Hatırlanacağı üzere tarihte “Ekmek bulamıyoruz” diyen fakir fukara, “Ekmek yoksa pasta yesinler” diyen idareciler olduğunu duyar ve “Gerçekten böyle diyen olmuş mudur” diye şaşırırdık. 2024 yılında “Fakir hayat en sağlıklı hayattır” demenin bundan ne farkı var. Elbette imkânı olduğu halde israfa girmeden ve ‘fakir gibi’ yaşamak ayrıdır; namerde muhtaç olacak şekilde yaşamaya mahkum edilmek farklıdır.
Bir başka çelişki de, asgarî ücretin düşük olmasının sorumluluğunu hiç ilgili olmayanlara yüklemeye çalışmaktır. Bir yorumcu, dolaylı olarak şöyle diyordu: “Başta üç harfli marketler olmak üzere her gün ürünlerine zam yapanlar, etiketler değiştirenler bu işten sorumludur. Onlar zam yapmasa ‘bu az para’ yeterde artar. Ama kabahat marketlerde, firmalarda...”

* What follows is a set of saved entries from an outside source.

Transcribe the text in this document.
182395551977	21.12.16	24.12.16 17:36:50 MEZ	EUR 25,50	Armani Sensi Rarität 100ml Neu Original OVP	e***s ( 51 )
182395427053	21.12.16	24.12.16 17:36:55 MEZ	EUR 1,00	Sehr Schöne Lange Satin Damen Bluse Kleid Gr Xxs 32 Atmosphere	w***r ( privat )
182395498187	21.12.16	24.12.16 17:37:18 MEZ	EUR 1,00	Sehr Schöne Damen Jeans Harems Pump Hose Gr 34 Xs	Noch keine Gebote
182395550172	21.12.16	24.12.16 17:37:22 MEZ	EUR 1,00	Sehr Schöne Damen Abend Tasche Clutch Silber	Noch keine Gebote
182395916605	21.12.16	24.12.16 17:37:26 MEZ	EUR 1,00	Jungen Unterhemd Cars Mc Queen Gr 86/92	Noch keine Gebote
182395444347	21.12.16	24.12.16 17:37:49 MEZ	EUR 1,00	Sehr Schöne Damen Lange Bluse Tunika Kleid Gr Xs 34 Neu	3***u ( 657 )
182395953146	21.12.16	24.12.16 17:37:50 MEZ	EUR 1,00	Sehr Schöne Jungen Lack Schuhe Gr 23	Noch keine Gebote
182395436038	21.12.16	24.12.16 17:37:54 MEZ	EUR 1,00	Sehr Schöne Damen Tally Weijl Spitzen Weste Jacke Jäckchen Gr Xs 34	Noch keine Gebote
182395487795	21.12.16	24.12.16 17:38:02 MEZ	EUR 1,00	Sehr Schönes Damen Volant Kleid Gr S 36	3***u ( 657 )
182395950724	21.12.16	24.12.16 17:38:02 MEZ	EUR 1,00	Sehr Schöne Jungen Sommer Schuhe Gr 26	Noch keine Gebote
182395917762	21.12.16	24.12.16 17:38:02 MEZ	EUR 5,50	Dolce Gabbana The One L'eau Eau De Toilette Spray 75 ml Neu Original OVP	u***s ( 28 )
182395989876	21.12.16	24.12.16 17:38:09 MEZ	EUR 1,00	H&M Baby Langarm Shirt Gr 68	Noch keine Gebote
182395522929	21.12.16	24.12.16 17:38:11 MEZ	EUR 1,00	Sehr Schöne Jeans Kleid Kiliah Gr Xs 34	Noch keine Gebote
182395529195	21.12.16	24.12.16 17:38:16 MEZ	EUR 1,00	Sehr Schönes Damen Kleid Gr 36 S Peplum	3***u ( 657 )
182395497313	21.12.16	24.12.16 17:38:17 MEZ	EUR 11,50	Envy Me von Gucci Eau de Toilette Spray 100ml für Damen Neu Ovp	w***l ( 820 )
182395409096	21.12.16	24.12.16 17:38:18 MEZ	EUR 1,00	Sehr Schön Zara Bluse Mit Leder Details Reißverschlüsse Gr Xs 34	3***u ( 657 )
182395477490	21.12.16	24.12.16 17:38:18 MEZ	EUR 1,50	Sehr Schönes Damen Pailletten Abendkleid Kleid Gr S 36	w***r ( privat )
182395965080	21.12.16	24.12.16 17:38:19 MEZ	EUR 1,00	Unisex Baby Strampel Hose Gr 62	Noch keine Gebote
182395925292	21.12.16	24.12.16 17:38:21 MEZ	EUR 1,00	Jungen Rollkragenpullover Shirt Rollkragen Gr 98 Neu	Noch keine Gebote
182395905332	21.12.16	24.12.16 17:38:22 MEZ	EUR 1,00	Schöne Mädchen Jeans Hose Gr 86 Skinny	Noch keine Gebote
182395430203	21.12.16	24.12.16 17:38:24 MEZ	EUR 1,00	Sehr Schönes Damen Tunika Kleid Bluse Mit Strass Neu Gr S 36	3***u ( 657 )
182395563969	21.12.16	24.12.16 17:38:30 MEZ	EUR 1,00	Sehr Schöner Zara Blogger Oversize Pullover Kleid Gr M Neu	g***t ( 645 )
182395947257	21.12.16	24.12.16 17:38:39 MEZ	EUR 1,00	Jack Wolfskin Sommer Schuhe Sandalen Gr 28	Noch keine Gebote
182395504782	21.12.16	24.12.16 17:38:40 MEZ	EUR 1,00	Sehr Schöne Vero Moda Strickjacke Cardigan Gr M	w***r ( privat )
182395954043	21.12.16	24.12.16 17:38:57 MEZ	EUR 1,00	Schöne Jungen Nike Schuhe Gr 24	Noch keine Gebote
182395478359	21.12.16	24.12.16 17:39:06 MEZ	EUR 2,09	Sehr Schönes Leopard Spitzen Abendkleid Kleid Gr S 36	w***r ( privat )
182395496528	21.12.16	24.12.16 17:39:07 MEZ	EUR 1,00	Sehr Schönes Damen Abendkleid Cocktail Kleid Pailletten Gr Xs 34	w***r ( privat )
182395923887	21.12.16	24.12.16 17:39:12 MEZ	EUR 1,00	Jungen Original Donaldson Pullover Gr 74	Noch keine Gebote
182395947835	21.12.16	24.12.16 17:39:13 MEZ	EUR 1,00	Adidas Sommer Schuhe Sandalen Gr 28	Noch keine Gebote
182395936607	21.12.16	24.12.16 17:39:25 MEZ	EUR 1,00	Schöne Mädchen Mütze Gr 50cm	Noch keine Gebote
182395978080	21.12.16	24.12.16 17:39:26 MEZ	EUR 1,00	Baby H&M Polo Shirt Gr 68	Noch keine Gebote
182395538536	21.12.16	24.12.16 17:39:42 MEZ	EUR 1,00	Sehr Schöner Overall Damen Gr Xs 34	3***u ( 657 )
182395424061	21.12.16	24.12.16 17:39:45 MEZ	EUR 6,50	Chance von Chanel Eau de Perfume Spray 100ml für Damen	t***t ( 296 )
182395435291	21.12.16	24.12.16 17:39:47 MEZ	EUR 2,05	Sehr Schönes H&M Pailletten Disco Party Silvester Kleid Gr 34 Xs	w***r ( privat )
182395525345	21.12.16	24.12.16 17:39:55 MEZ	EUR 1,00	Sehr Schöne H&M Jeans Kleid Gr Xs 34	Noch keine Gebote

Yahu, diyelim mi marketler ve şirketler keyfi olarak zam yapıyorlar. Bunun da dolaylı olarak sorumlusu Türkiye’yi idare eden iktidar ve idareciler değil mi? Niçin ve nasıl bu keyfi işleri yapanlara gerekli cezaları verip caydırıcı adımlar atmıyorlar? Keyfiliğin bir karşılığı yok mu?
Hepsinden önemlisi; mesleği olsun ya da olmasın her insanın ‘insanca yaşama hakkı’ yok mu? Meslek sahibi olmayan acaba bunu keyfinden mi yaptı? Yani, yaşadığı köyde ya da şehirde “Oxford Üniversitesi” vardı da bazıları okumadı mı?
Hem niçin gelecek günler dünya için terakki dünyası olsun da, Türkiye’de yaşayanlar için tedenni dünyası olsun? En azından bir ev sahibi olmak ‘zaruri ihtiyaç’ değil mi? Asgarî ücretle 30 ya da 40 yıl çalışan birisinin emekli olduğunda bir ev sahibi olmak istemesi lüks müdür?
Türkiye ve dünya gerçeklerinden uzak yorumlar yapanlara ve Türkiye’yi idare eden siyasetçilere “El insaf!” demek gerekmez mi?